Can it stay a dividend aristocrat with oil at $30 a barrel?
As good as Helmerich & Payne has been at handling market cycles in the past, this most recent one has been one of the worst we've seen in a long time. This also means that even some of the most stable companies out there could be at risk of seeing their dividends cut. Both ExxonMobil and Chevron have resorted to covering capital expenditures and dividend payments by issuing debt and selling off assets.
Helmerich & Payne is in that precarious position of being beholden to producers' spending levels, which are expected to decline again in 2016. To make things worse, the company's fleet of rigs is highly concentrated in North America, and the number of active rigs in the U.S. has declined at a pace much faster than the rest of the world.

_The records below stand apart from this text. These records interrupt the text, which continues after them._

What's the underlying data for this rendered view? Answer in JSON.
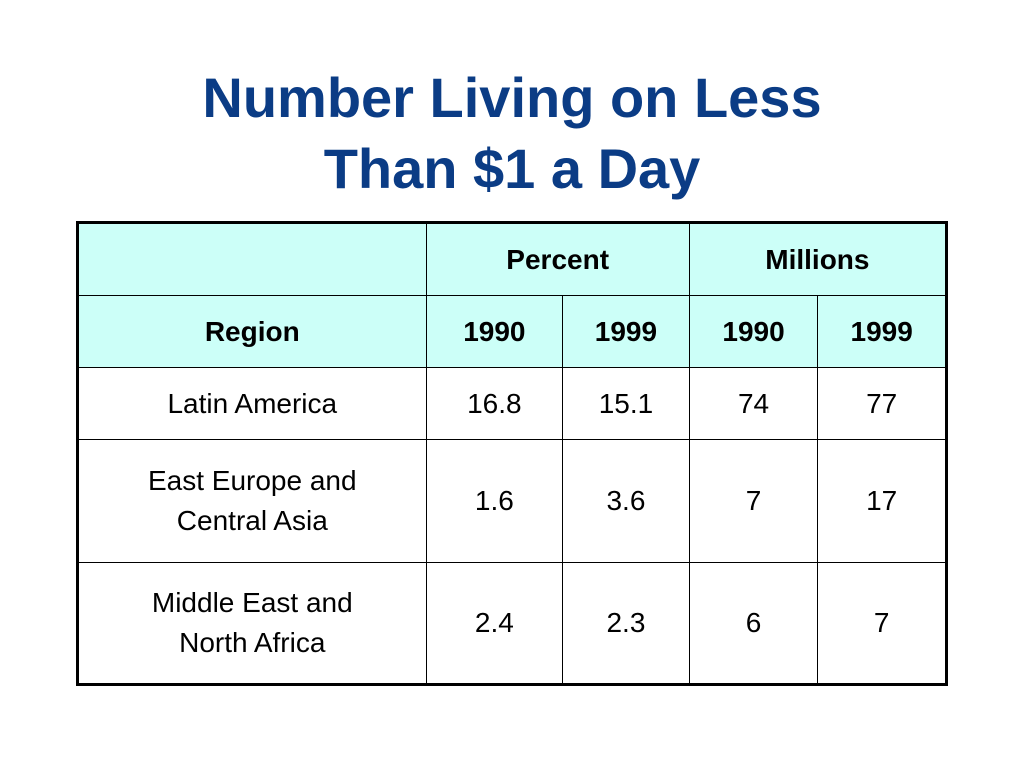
{
  "title": {
    "line1": "Number Living on Less",
    "line2": "Than $1 a Day"
  },
  "colors": {
    "title": "#0b3c85",
    "header_background": "#ccfff8",
    "border": "#000000"
  },
  "table": {
    "group_headers": [
      "",
      "Percent",
      "Millions"
    ],
    "column_headers": [
      "Region",
      "1990",
      "1999",
      "1990",
      "1999"
    ],
    "rows": [
      {
        "region": "Latin America",
        "values": [
          "16.8",
          "15.1",
          "74",
          "77"
        ]
      },
      {
        "region_line1": "East Europe and",
        "region_line2": "Central Asia",
        "values": [
          "1.6",
          "3.6",
          "7",
          "17"
        ]
      },
      {
        "region_line1": "Middle East and",
        "region_line2": "North Africa",
        "values": [
          "2.4",
          "2.3",
          "6",
          "7"
        ]
      }
    ]
  }
}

The one thing Helmerich & Payne does have going in its favor in regard to its dividend, though, is that its dividend obligations aren't that immense. Over the past 12 months, the company's $298 million in dividend payments was 20% of the operational cash that came in the door, and its operational cash was only $15 million short of covering all capital expenditures and dividend payments. With over $700 million in cash on hand and the possibility to issue debt if it came down to it, there's still a bit of wiggle room before Helmerich & Payne needs to make any drastic moves with the dividend to preserve its current operations.
What a Fool believes
Despite not having the natural barriers to preserve a dividend such as ExxonMobil and Chevron, Helmerich & Payne has used smart capital allocation and a conservative approach to growth that has allowed it to weather multiple down cycles in the oil and gas industry while maintaining a dividend aristocrat status. This recent downturn carries the risk of tarnishing the company's track record, but investors looking to keep an active energy portfolio should flock to quality management teams such as Helmerich & Payne if they have an eye on the long term.